Fearing an alien invasion, Malik effectively kidnap his children from his estranged wife in a desperate attempt to protect them from the aliens that may or may not be invading. That eerie uncertainty is exacerbated by Benjamin Kracun’s detached visual style. Opening with disconcerting images of insects feeding, it serves to heighten the otherworldly atmosphere, lending credibility to Malik’s claims. Meanwhile, director Michael Pearce’s approach is appealing without being overly-stylised; Encounter looks gorgeous, but that aesthetic never distracts from the heart of the story.

Unfortunately, the script, written by Pearce and Joe Barton, surrenders that crucial ambiguity far too early. Such a misstep might break a lesser film, but Pearce’s confident direction and the strength of his cast ensures Encounter remains an emotionally engaging watch, even as it loses some of its intellectual intrigue.

Riz Ahmed is one of contemporary cinema’s most reliably compelling actors, and Encounter serves as an able example of his talents.
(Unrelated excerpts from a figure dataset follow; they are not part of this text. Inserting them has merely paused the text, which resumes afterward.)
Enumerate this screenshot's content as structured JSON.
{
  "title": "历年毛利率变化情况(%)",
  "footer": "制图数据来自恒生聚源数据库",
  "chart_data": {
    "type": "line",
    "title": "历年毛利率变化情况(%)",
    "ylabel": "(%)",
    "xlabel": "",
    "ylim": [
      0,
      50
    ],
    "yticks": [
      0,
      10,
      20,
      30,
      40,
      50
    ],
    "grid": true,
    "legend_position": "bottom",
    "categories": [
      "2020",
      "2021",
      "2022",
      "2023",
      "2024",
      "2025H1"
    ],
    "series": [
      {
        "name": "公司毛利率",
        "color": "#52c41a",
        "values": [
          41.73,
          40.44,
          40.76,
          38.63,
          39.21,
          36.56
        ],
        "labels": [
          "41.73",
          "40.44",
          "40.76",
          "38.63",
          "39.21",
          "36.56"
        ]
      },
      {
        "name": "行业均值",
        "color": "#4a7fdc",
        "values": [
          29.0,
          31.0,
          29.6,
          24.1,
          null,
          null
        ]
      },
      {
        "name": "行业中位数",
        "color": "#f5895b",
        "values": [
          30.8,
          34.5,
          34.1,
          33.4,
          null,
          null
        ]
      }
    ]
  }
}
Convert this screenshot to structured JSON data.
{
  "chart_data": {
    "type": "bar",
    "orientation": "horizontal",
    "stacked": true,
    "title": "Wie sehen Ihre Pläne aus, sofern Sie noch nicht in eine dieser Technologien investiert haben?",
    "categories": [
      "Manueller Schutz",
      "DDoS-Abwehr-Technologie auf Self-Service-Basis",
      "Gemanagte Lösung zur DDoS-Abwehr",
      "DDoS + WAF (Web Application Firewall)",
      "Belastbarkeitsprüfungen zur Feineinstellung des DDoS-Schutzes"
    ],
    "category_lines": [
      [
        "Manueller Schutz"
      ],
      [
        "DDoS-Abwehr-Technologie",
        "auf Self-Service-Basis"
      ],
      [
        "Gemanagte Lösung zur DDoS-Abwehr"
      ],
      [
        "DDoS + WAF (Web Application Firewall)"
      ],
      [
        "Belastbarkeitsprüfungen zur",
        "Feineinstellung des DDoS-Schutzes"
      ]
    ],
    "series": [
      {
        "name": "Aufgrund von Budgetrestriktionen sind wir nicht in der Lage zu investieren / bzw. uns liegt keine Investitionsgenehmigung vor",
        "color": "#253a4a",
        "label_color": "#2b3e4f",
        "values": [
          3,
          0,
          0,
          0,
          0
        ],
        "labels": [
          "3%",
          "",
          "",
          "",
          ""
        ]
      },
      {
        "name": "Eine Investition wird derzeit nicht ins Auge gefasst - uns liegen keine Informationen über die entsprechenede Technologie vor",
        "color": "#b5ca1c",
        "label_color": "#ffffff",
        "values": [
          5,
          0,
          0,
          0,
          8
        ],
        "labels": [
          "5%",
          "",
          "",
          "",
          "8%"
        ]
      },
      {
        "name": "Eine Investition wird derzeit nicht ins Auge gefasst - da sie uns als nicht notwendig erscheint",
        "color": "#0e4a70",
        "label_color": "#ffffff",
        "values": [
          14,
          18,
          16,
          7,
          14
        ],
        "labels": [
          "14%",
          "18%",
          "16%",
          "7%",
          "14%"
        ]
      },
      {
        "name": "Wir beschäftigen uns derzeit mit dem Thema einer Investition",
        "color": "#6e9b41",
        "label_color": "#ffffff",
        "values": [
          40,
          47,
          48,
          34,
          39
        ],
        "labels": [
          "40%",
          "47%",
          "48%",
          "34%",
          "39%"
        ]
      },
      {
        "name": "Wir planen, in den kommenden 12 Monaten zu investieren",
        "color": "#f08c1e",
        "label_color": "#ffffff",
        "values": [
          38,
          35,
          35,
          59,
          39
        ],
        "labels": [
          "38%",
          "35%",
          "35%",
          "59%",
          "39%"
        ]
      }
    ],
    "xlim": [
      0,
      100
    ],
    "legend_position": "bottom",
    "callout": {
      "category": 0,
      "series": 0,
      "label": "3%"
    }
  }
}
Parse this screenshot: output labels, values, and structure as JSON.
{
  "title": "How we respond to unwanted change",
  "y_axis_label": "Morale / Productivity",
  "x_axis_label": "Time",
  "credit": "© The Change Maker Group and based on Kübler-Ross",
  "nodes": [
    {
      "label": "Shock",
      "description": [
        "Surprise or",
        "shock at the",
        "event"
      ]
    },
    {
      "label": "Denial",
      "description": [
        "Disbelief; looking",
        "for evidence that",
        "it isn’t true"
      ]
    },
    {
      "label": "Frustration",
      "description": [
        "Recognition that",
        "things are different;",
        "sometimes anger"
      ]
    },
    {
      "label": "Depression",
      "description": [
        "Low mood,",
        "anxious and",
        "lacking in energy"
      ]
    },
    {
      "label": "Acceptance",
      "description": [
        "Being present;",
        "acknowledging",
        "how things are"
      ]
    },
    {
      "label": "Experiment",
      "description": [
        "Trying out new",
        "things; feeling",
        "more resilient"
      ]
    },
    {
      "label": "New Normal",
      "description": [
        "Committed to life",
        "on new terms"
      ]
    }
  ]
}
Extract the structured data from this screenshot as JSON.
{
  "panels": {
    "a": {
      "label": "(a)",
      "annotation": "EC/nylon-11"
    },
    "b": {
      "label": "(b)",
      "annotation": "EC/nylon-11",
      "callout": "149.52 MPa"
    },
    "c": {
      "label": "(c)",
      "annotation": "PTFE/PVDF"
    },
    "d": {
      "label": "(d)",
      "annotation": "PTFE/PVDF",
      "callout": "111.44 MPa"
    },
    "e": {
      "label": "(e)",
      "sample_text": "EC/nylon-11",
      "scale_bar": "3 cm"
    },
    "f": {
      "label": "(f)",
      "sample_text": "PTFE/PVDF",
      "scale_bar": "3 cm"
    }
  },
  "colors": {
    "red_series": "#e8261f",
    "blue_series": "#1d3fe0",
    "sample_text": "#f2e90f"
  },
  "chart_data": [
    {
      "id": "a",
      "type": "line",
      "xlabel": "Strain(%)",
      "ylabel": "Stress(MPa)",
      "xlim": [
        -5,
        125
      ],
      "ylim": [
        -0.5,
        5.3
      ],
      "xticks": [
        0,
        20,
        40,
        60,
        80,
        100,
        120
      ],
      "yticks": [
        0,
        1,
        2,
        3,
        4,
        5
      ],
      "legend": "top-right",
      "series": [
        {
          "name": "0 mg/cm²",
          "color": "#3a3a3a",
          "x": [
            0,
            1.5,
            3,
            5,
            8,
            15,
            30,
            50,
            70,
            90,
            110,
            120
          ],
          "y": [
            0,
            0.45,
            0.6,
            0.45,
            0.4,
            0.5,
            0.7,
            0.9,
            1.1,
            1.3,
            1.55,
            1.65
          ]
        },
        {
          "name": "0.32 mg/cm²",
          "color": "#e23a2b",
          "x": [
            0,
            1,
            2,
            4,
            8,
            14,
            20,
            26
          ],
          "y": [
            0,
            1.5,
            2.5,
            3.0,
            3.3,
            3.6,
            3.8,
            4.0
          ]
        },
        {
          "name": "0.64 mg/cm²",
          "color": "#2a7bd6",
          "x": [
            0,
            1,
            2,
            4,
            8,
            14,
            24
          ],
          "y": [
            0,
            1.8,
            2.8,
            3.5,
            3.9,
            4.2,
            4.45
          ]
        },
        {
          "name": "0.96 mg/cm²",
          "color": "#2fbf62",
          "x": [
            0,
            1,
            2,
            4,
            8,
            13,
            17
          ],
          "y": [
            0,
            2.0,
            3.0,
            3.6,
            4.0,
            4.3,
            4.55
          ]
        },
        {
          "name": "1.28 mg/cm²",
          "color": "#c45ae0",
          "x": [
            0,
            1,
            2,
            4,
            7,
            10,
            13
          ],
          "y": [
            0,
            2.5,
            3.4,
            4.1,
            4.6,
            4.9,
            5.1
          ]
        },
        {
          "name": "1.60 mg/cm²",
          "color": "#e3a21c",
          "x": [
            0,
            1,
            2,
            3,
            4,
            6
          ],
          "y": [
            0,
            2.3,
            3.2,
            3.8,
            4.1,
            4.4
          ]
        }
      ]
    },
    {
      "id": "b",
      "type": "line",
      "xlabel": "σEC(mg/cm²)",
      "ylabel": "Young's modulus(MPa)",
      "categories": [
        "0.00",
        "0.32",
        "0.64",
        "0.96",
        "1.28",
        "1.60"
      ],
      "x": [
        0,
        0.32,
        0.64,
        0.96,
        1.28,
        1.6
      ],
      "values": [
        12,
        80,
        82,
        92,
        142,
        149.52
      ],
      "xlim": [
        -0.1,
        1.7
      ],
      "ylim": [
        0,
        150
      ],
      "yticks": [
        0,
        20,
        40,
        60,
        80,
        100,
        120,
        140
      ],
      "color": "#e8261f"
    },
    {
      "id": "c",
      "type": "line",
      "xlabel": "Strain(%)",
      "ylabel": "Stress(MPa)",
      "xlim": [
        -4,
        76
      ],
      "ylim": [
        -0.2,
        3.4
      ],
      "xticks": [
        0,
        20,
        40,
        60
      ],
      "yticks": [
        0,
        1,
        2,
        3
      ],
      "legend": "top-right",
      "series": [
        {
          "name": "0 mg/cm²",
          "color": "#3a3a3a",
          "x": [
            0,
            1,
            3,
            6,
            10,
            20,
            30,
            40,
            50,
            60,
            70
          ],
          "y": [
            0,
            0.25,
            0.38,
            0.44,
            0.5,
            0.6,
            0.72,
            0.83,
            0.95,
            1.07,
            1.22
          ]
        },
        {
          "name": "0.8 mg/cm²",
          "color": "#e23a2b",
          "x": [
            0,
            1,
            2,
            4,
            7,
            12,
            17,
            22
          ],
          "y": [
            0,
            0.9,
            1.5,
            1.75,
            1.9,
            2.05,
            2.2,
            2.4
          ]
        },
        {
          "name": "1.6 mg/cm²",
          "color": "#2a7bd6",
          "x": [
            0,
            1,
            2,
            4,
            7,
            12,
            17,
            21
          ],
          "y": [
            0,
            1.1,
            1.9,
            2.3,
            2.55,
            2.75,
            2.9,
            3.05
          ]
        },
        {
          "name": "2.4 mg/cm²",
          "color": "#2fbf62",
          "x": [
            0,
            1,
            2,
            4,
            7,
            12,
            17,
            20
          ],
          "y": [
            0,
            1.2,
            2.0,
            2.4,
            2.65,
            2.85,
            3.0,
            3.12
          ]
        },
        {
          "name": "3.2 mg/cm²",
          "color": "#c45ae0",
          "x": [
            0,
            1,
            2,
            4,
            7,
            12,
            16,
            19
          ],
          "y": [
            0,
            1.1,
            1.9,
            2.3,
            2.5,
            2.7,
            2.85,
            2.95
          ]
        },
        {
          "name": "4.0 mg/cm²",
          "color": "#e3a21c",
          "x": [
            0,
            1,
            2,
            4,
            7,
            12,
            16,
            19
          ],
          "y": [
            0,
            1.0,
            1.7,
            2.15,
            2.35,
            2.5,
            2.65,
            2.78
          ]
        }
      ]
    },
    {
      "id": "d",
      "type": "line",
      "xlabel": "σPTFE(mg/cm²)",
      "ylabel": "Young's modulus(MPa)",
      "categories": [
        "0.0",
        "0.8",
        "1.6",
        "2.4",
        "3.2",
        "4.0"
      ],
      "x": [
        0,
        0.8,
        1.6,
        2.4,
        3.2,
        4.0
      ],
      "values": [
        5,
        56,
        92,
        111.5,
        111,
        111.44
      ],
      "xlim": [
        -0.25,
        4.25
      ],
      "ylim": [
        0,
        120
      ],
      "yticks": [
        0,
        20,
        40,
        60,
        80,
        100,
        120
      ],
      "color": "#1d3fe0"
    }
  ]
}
Malik bristles with barely restrained violence, but his desperation to protect his children at all costs ensures he remains sympathetic. It’s easy to see how his offspring could come to idolise their worldly father, with his lengthy absences only serving to further his mystique. 

Yet Ahmed is matched scene for scene by the young Lucian-River Chauhan as the preternaturally sensible Jay, Malik’s oldest son. In many ways, Encounter is as much about his coming-of-age as it is about an alien invasion, as Malik’s erratic behaviour forces him to step up for both of them. Chauhan captures Jay’s forced progression from innocence to maturity with real skill, and never seems out of place alongside Ahmed – perhaps the highest compliment anyone can give a young actor these days.

Encounter isn’t a perfect film, but its originality and emotional literacy mean that it is well worth watching. Boasting incredible performances from two actors at very different stages of their careers, it’s a reassuringly human tale of a protective father and the children who love him.